Two studies together comprising approximately 250 nerves at risk reported an identical risk of 2% for vagus nerve injury due to the placement of the APS® electrode [3, 18]. The events were not associated with permanent postoperative nerve palsy.

Safe application of acIONM in children

There are also studies regarding the safety of acIONM in children. For example, Bozinov used transcranial electric stimulation to continuously monitor FNMEP in 21 patients (median age: 5.5 years; range: 5 months to 15 years). The FNMEP was also feasible and safe in the young population, with similar values achieved in the prediction of postoperative facial nerve function to those of adults reported in other studies. The HB grade remained the same pre- and postoperatively in 23 of 24 surgeries. The presence of FNMEP influenced the surgical strategy and contributed to tumor resection in those cases where direct nerve stimulation gave no muscle response [2]. A second example of acIONM in children is the previously mentioned study by Ulkatan where percutaneous stimulation was applied in 201 surgeries on 161 patients aged 14 ± 14 years [38]. Safe application of acIONM in thyroid surgery was demonstrated in a large-scale study including 105 children [29].

Limitations of cIONM

Aside from the aforementioned rare adverse effects reported due to electrode placement, some other limitations come to mind. In reference to our own experience with neuromonitoring, one must note the problem of technical artifacts and false-positive or false-negative alarms that often occur. The field of cIONM, with real-time nerve surveillance, emphasizes the burden of such false alarms. All the aforementioned studies share the same problem of a low positive predictive value. In this context, for example, in thyroid surgery, a false-positive alarm can be responsible for unnecessarily delaying the procedure of the contralateral side.

To date, no studies have applied cIONM in parotid surgery

Apart from rare retrospective studies comparing cIONM with iIONM in thyroid surgery, there are no studies comparing this novel method with the conventional iIONM in the other fields of application mentioned earlier. Prospective randomized studies are urgently needed in order to prove the claimed benefits.

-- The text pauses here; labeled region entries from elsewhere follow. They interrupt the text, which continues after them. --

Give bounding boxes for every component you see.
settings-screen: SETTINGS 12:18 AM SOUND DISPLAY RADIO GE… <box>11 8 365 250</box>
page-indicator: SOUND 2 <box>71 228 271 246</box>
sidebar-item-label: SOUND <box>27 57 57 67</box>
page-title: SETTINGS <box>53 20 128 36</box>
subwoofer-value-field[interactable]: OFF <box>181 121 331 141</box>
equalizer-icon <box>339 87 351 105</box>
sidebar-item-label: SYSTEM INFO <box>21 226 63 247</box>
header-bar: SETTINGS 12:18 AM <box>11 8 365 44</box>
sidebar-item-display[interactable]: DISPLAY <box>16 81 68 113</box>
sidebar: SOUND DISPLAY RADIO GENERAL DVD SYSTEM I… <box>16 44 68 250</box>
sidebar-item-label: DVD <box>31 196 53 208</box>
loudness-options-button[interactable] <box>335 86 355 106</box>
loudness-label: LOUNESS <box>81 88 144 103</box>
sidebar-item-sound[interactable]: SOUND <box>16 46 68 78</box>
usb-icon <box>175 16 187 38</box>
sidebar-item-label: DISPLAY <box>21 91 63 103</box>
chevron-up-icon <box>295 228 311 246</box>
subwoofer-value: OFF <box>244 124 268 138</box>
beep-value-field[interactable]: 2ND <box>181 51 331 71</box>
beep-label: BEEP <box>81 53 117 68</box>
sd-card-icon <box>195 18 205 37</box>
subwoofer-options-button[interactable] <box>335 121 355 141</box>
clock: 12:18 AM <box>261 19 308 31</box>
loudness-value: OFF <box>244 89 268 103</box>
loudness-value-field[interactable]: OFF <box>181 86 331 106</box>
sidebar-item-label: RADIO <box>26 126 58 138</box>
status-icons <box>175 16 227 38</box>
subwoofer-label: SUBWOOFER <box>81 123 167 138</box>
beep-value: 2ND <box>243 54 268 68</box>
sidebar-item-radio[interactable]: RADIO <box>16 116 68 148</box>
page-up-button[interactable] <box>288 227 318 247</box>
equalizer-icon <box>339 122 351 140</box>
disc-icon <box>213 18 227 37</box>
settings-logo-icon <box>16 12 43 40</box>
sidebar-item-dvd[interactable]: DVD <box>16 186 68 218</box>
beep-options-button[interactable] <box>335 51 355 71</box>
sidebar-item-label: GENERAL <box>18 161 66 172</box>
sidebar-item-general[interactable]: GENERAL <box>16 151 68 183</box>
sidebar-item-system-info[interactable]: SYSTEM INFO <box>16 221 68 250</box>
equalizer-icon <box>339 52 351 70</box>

Some of the methods described remain “single-study reports,” meaning that the method failed to become establish in clinical practice(see Sects. “Direct acIONM in posterior cranial fossa surgery” and “acIONM in vascular malformation surgery”). In some studies, only the last acquired amplitude and the baseline amplitude were used for statistical evaluation (see Sect. “Direct acIONM in posterior cranial fossa surgery”), in others the frequency of continuous stimulation was only one in 3–5 min (see Sect. “acIONM in transcranial stimulation during posterior fossa surgery”), questioning the need for continuous stimulation.

Practical conclusion

  • The novel methods of continuous intraoperative neuromonitoring (cIONM) have made the recognition of impending nerve injury and the consequent change of operative strategy possible.

  • Furthermore, the prediction of postoperative nerve function based on cIONM has been refined in comparison to that of intermittent intraoperative neuromonitoring (iIONM).

  • Continuous IONM brings a new dimension to the field of neuromonitoring.

  • It is a new evolving instrument destined to help surgeons in performing surgical maneuvers in close proximity to neural structures.

  • It cannot and does not replace good operative technique and patency; however, it does provide reliable and safe assistance.

  • The safety of active cIONM (acIONM) has been demonstrated in animal and human studies.

  • The field appears to be open for future studies, especially in surgery of the parotid gland where to date neither acIONM nor pcIONM have been applied.